The four are soon drunk as skunks and having a grand time, until Peter drinks way, way too much vodka, and
challenges Igor to a fight over a perceived slight to Mrs. Mattemore's honor--or possibly the price of yaks, it's kinda hard to tell what they're saying with all the drunken slurring. Of course, on the Moon, "let's step out side and settle this like men" involves space suits and microgravity, neither of which are particularly easy to manage when you're plastered.

Two days later, Peter awakens with a monster hang-over, only to be yelled at by Quonset via the videophone connection. His little party with the Russkies has nearly sparked another international incident, but that soon takes a back-seat to the needs of General "Howlin' Bull" Hallenby, played by Brian Keith, who orders Peter to try to do something to secure the Moon, as the US is on the brink of a war with Russia over some unspecified issue on Earth.

Since Anna is still camping out in the Mattemores' bedroom, having left Igor because he refuses to marry her, they lock her into the bedroom, and when Igor shows up, Peter clocks him with a tray. Proud of having so swiftly accomplished his mission, he calls Hallenby back, only to be told the war is off, and he shouldn't have taken the two Russian cosmonauts prisoner.

When Igor comes to, the Mattemores tell him he slipped and fell entering the space station, and hit his head.

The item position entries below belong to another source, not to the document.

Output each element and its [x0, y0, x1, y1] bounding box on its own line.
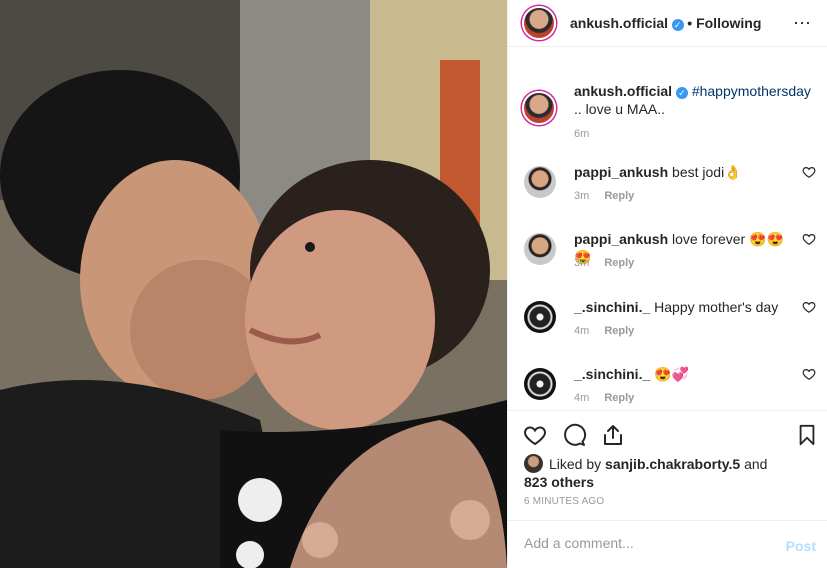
comment-username[interactable]: pappi_ankush — [574, 231, 668, 247]
likes-summary: Liked by sanjib.chakraborty.5 and 823 ot… — [524, 454, 814, 491]
header-user-row: ankush.official ✓ • Following — [570, 15, 761, 31]
commenter-avatar[interactable] — [524, 233, 556, 265]
comment-input[interactable] — [524, 535, 764, 551]
comment-time: 4m — [574, 392, 590, 404]
comment-body: _.sinchini._ 😍💞 — [574, 365, 794, 383]
comment-info: 3m Reply — [574, 257, 634, 269]
comment-info: 3m Reply — [574, 190, 634, 202]
save-bookmark-icon[interactable] — [796, 423, 818, 447]
comment-time: 3m — [574, 257, 590, 269]
post-header: ankush.official ✓ • Following ⋯ — [508, 0, 827, 47]
comment-username[interactable]: _.sinchini._ — [574, 366, 650, 382]
author-avatar[interactable] — [522, 6, 556, 40]
comment-username[interactable]: pappi_ankush — [574, 164, 668, 180]
post-comment-button[interactable]: Post — [786, 538, 816, 554]
comment-body: _.sinchini._ Happy mother's day — [574, 298, 794, 316]
like-comment-heart-icon[interactable] — [802, 300, 816, 314]
caption-username[interactable]: ankush.official — [574, 83, 672, 99]
commenter-avatar[interactable] — [524, 368, 556, 400]
comment-time: 4m — [574, 325, 590, 337]
comment-body: pappi_ankush best jodi👌 — [574, 163, 794, 181]
caption-hashtag[interactable]: #happymothersday — [692, 83, 811, 99]
reply-button[interactable]: Reply — [604, 257, 634, 269]
comment-time: 3m — [574, 190, 590, 202]
following-button[interactable]: • Following — [687, 15, 761, 31]
post-photo[interactable] — [0, 0, 507, 568]
liker-avatar[interactable] — [524, 454, 543, 473]
caption-time: 6m — [574, 128, 590, 140]
like-comment-heart-icon[interactable] — [802, 165, 816, 179]
commenter-avatar[interactable] — [524, 301, 556, 333]
action-bar — [508, 410, 827, 454]
comment-bubble-icon[interactable] — [561, 423, 587, 447]
likes-prefix: Liked by — [549, 456, 602, 472]
comment-info: 4m Reply — [574, 325, 634, 337]
comment-text: Happy mother's day — [654, 299, 779, 315]
comment-composer: Post — [508, 520, 827, 568]
reply-button[interactable]: Reply — [604, 325, 634, 337]
commenter-avatar[interactable] — [524, 166, 556, 198]
comment-item: pappi_ankush love forever 😍😍😍 3m Reply — [522, 229, 822, 289]
caption-avatar[interactable] — [522, 91, 556, 125]
caption-text: .. love u MAA.. — [574, 101, 666, 117]
comment-item: _.sinchini._ Happy mother's day 4m Reply — [522, 297, 822, 357]
like-comment-heart-icon[interactable] — [802, 367, 816, 381]
author-username[interactable]: ankush.official — [570, 15, 668, 31]
comment-text: 😍💞 — [654, 366, 690, 382]
likes-and: and — [744, 456, 768, 472]
share-icon[interactable] — [600, 423, 626, 447]
like-comment-heart-icon[interactable] — [802, 232, 816, 246]
comment-info: 4m Reply — [574, 392, 634, 404]
post-detail-panel: ankush.official ✓ • Following ⋯ ankush.o… — [507, 0, 827, 568]
more-options-icon[interactable]: ⋯ — [793, 13, 812, 34]
comment-text: best jodi👌 — [672, 164, 742, 180]
verified-badge-icon: ✓ — [671, 19, 684, 31]
caption-text-block: ankush.official ✓ #happymothersday .. lo… — [574, 82, 814, 118]
comment-username[interactable]: _.sinchini._ — [574, 299, 650, 315]
comment-item: pappi_ankush best jodi👌 3m Reply — [522, 162, 822, 222]
photo-illustration — [0, 0, 507, 568]
reply-button[interactable]: Reply — [604, 190, 634, 202]
post-timestamp: 6 MINUTES AGO — [524, 496, 605, 507]
likes-others[interactable]: 823 others — [524, 474, 594, 490]
like-heart-icon[interactable] — [522, 423, 548, 447]
verified-badge-icon: ✓ — [675, 87, 688, 99]
liker-username[interactable]: sanjib.chakraborty.5 — [605, 456, 740, 472]
reply-button[interactable]: Reply — [604, 392, 634, 404]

He asks where Anna is, and when he finds out she's alseep in the bedroom, he slinks in to try to seduce her. She asks him if he's there to propose, and he laughs at her. She tells him they must get married because she is pregnant. Igor's laughter turns to tears.

Igor and Anna are wed via videophone by the Premier of Russia, with the Mattemores standing by as witnesses. Everyone is crowing about all the Russian "firsts"--first wedding on the Moon, first Moon baby...

Of course, this prompts a very aggreived Quonset to contact the Mattemores, sighing about how awful it is that the Russians keep pulling ahead of the Americans in this space race. He makes a rude comment about how the Americans didn't stand a chance, put up against those strapping, lustful Russians--just say "boo" to them and they get pregnant. Eileen snaps, "Well, just say 'boo' to me--I'm just as pregnant as she is!"

Quonset is surprised and delighted, but Peter is confused. After Quonset signs off, Peter asks her why she lied to Quonset, since they've only been married five days. She replies she didn't lie--she is "just as pregnant as Anna"--who isn't pregnant, either. Eileen coached her to say that in order to get Igor to marry her.

So it seems the Americans may still have a chance to beat the Russians...

Commentary:

This is a weird, weird little film. It's set "at the turn of the century," meaning around the year 2000. "Not a lot has changed since 1960, though." There's a lot of cute little jokes, the production values are pretty good, and it boasts a cast of name actors.

The main problem is that it's like an episode of "Three's Company" drawn out to an hour and a half running time.

Quonset is so obnoxious you just want to punch his lights out. Jerry Lewis is actually surprisingly handsome and charming as Peter Mattemore--the only time he lets his trademark goofiness come out is when he's drunk on the instant vodka. Connie Stevens is just too cute, Anita Ekberg is every space nerd's dream girl, and Dick Shawn is...well, Dick Shawn.

The sequence where Hoffman, Schmidlapp, and Mattemore start fantasizing about what Eileen is doing in the bathroom is just too creepy, at least by today's standards.

Narrated by John "Shorty" Powers, who had been the mission commentator for the Mercury program, this movie tries to give you the impression that it's a straight-faced projection of the future of the space program. NASA helped out by providing footage from their Saturn 1-B rocket and gantry to help lend authenticity.

There's nothing fundamentally wrong with this film, it just has some sequences that tend to drag a bit. There are worse ways to waste ninety minutes. The special effects aren't that bad--they sure beat giant spiders made out of Volkswagens. And hey, the retro-futuristic sets and costumes are pretty cool!